The Decision not to Sanitize User Inputs

2023.04.13

I was checking my Odinbook (Facebook-clone) website after deployment, where some posts and comments were made by nice fellow users on The Odin Project, I found an error in one post content:

' error

Quickly I realized the ' is essentially ' character, which was escaped by express-validator in my Node.js middleware that was validating and sanitizing user inputs.

The function in questioning is escape(input), from the documentation, it replace <, >, &, ', " and / with HTML entities.

Reminding of myself, I used escape() to sanitize the user input because I was trying to prevent cross-site-scripting (XSS) attacks. The idea of an XSS attack sounded pretty serious to me at the time of introduction, later I would sanitize user inputs in every Node.js back-end controllers.

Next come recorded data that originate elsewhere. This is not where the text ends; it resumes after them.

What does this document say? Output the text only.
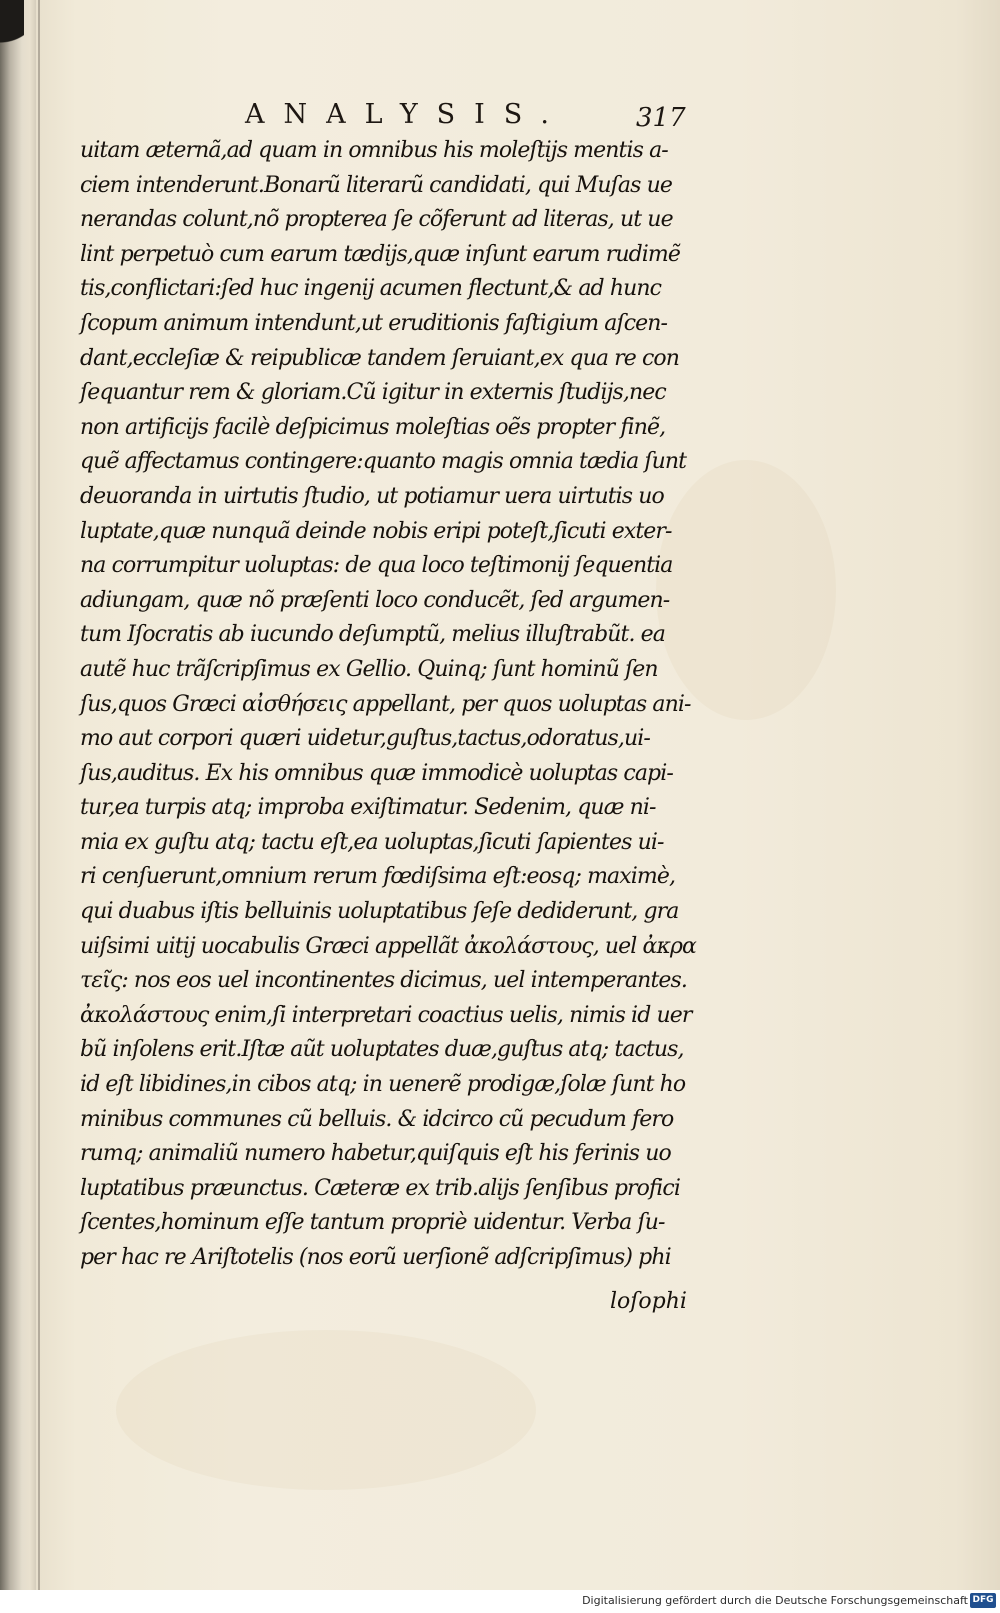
ANALYSIS.	317
uitam æternã,ad quam in omnibus his moleſtijs mentis a-
ciem intenderunt.Bonarũ literarũ candidati, qui Muſas ue
nerandas colunt,nõ propterea ſe cõferunt ad literas, ut ue
lint perpetuò cum earum tædijs,quæ inſunt earum rudimẽ
tis,conflictari:ſed huc ingenij acumen flectunt,& ad hunc
ſcopum animum intendunt,ut eruditionis faſtigium aſcen-
dant,eccleſiæ & reipublicæ tandem ſeruiant,ex qua re con
ſequantur rem & gloriam.Cũ igitur in externis ſtudijs,nec
non artificijs facilè deſpicimus moleſtias oẽs propter finẽ,
quẽ affectamus contingere:quanto magis omnia tædia ſunt
deuoranda in uirtutis ſtudio, ut potiamur uera uirtutis uo
luptate,quæ nunquã deinde nobis eripi poteſt,ſicuti exter-
na corrumpitur uoluptas: de qua loco teſtimonij ſequentia
adiungam, quæ nõ præſenti loco conducẽt, ſed argumen-
tum Iſocratis ab iucundo deſumptũ, melius illuſtrabũt. ea
autẽ huc trãſcripſimus ex Gellio. Quinq; ſunt hominũ ſen
ſus,quos Græci αἰσθήσεις appellant, per quos uoluptas ani-
mo aut corpori quæri uidetur,guſtus,tactus,odoratus,ui-
ſus,auditus. Ex his omnibus quæ immodicè uoluptas capi-
tur,ea turpis atq; improba exiſtimatur. Sedenim, quæ ni-
mia ex guſtu atq; tactu eſt,ea uoluptas,ſicuti ſapientes ui-
ri cenſuerunt,omnium rerum fœdiſsima eſt:eosq; maximè,
qui duabus iſtis belluinis uoluptatibus ſeſe dediderunt, gra
uiſsimi uitij uocabulis Græci appellãt ἀκολάστους, uel ἀκρα
τεῖς: nos eos uel incontinentes dicimus, uel intemperantes.
ἀκολάστους enim,ſi interpretari coactius uelis, nimis id uer
bũ inſolens erit.Iſtæ aũt uoluptates duæ,guſtus atq; tactus,
id eſt libidines,in cibos atq; in uenerẽ prodigæ,ſolæ ſunt ho
minibus communes cũ belluis. & idcirco cũ pecudum fero
rumq; animaliũ numero habetur,quiſquis eſt his ferinis uo
luptatibus præunctus. Cæteræ ex trib.alijs ſenſibus profici
ſcentes,hominum eſſe tantum propriè uidentur. Verba ſu-
per hac re Ariſtotelis (nos eorũ uerſionẽ adſcripſimus) phi
loſophi
Digitalisierung gefördert durch die Deutsche Forschungsgemeinschaft DFG
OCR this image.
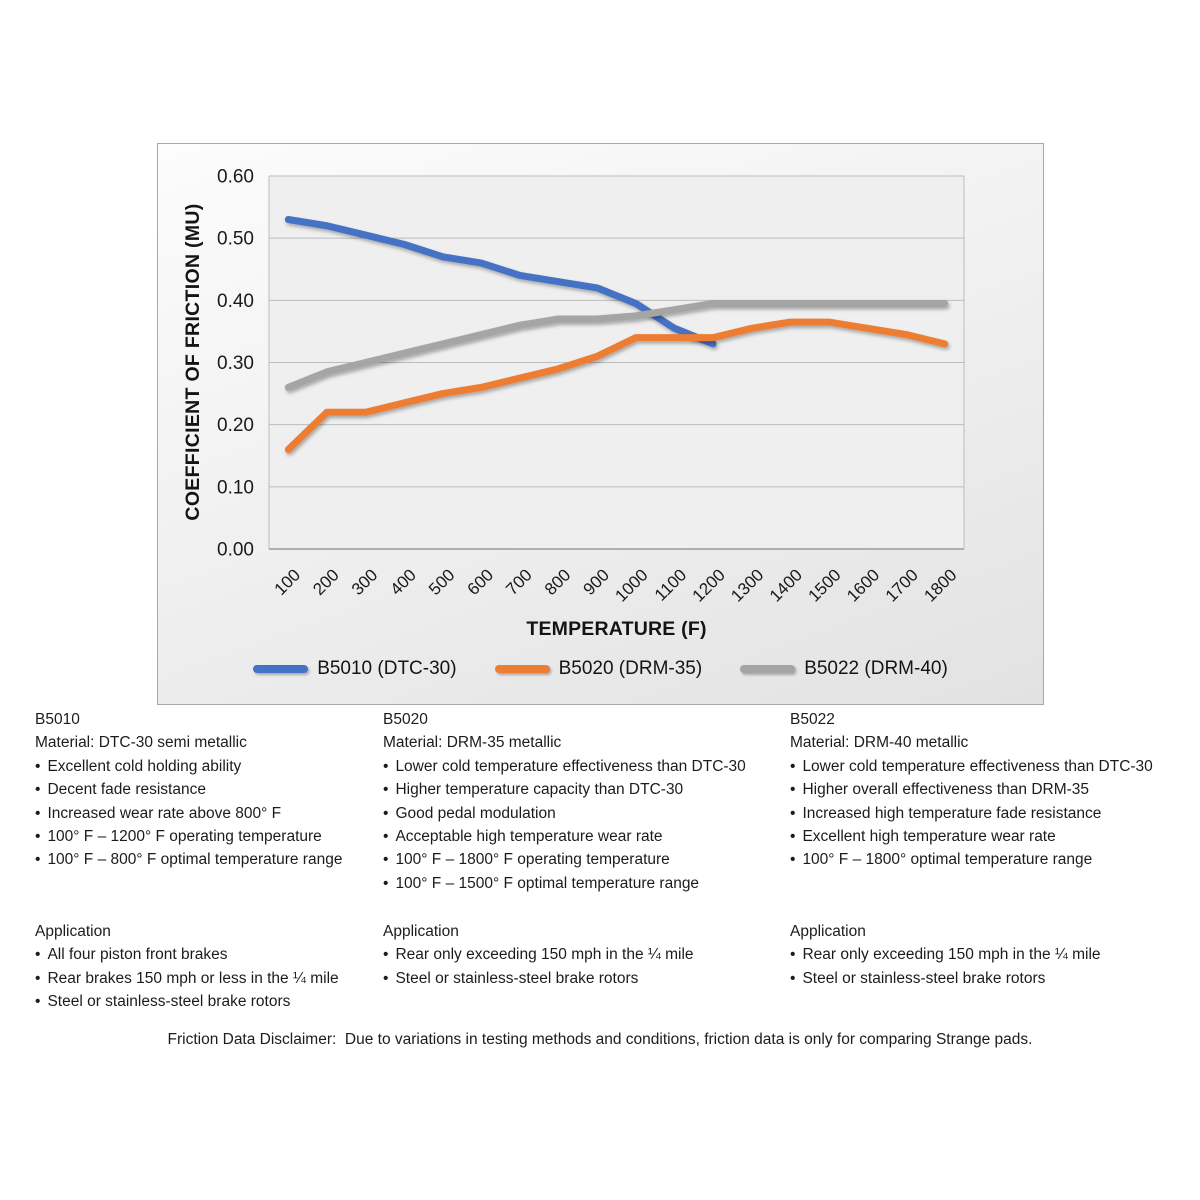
0.00
0.10
0.20
0.30
0.40
0.50
0.60
100 200 300 400 500 600 700 800 900
1000 1100
1200
1300
1400
1500
1600
1700
1800
COEFFICIENT OF FRICTION (MU)
TEMPERATURE (F)
B5010 (DTC-30)	B5020 (DRM-35)	B5022 (DRM-40)
B5010
Material: DTC-30 semi metallic
• Excellent cold holding ability
• Decent fade resistance
• Increased wear rate above 800° F
• 100° F – 1200° F operating temperature
• 100° F – 800° F optimal temperature range
Application
• All four piston front brakes
• Rear brakes 150 mph or less in the ¼ mile
• Steel or stainless-steel brake rotors
B5020
Material: DRM-35 metallic
• Lower cold temperature effectiveness than DTC-30
• Higher temperature capacity than DTC-30
• Good pedal modulation
• Acceptable high temperature wear rate
• 100° F – 1800° F operating temperature
• 100° F – 1500° F optimal temperature range
Application
• Rear only exceeding 150 mph in the ¼ mile
• Steel or stainless-steel brake rotors
B5022
Material: DRM-40 metallic
• Lower cold temperature effectiveness than DTC-30
• Higher overall effectiveness than DRM-35
• Increased high temperature fade resistance
• Excellent high temperature wear rate
• 100° F – 1800° optimal temperature range
Application
• Rear only exceeding 150 mph in the ¼ mile
• Steel or stainless-steel brake rotors
Friction Data Disclaimer:  Due to variations in testing methods and conditions, friction data is only for comparing Strange pads.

An example of XSS attack would look like:

App allows user to input post content which would be displayed after submitting.
Attacker enters the input attacker <script>alert('You are being attacked!')</script>.
Now the post content would render the script which annoyingly alerts the attack.

By escaping such user inputs first, then storing into database (my choice being MongoDB), I had the idea that it was successfully preventing XSS attacks. That's up until Visitor-67's asking for a partner for JavaScript30 course post came along.

Now I had solutions in mind, maybe I could unescape characters other than <> on front-end? But what if a user is trying to post some content about HTML where <> are needed? What about not escaping user inputs at all? But what if some nasty attacks actually gets stored and rendered on my website?

Just when I was researching on this topic, a post by Ben Hoyt came along, Don’t try to sanitize input. Escape output.. The post made sense to me about the idea of "escaping output instead" especially with the quote:

In short, it’s no good to strip out “dangerous characters”, because some characters are dangerous in some contexts and perfectly safe in others.

And this was when I realized that most front-end frameworks like React has "contextual escaping" in box, where escaping are done before outputting HTML, as well as JSON.

Great! Now I could feel safe removing escape() sanitizer from all of my controllers dealing with user inputs.

But the researches brought another issue to my attention, which was NoSQL injection especially towards MongoDB.

An example of MongoDB injection would look like:

When user is logging in, the controller would do something like this:

db.users.find({
  username: req.body.username,
  password: req.body.password
});

An attacker inputs { $ne: null } in password instead which is essentially querying a password that is not equal to null.
Now the attacker would be logged in.

Solutions? Yes, actually you can use mongo-sanitize, which does one thing: "strip out any keys that start with '$' in the input" and it is exactly what you want.

Just before I was going to npm install mongo-sanitize, I found out that with mongoose, after defining your Schemas where values required SchemaType like string or boolean, the { $ne: null } would be passed to the password query selector as plain strings. Therefore NoSQL injections are prevented.

Nice!

Until now, I felt the issue was fairly understood, looked into, and solved.

And that was the whole hour spent behind the decision to safely removing escape() sanitizer function from my backend controllers. knowing both XSS attacks and NoSQL injections are being prevented by my website.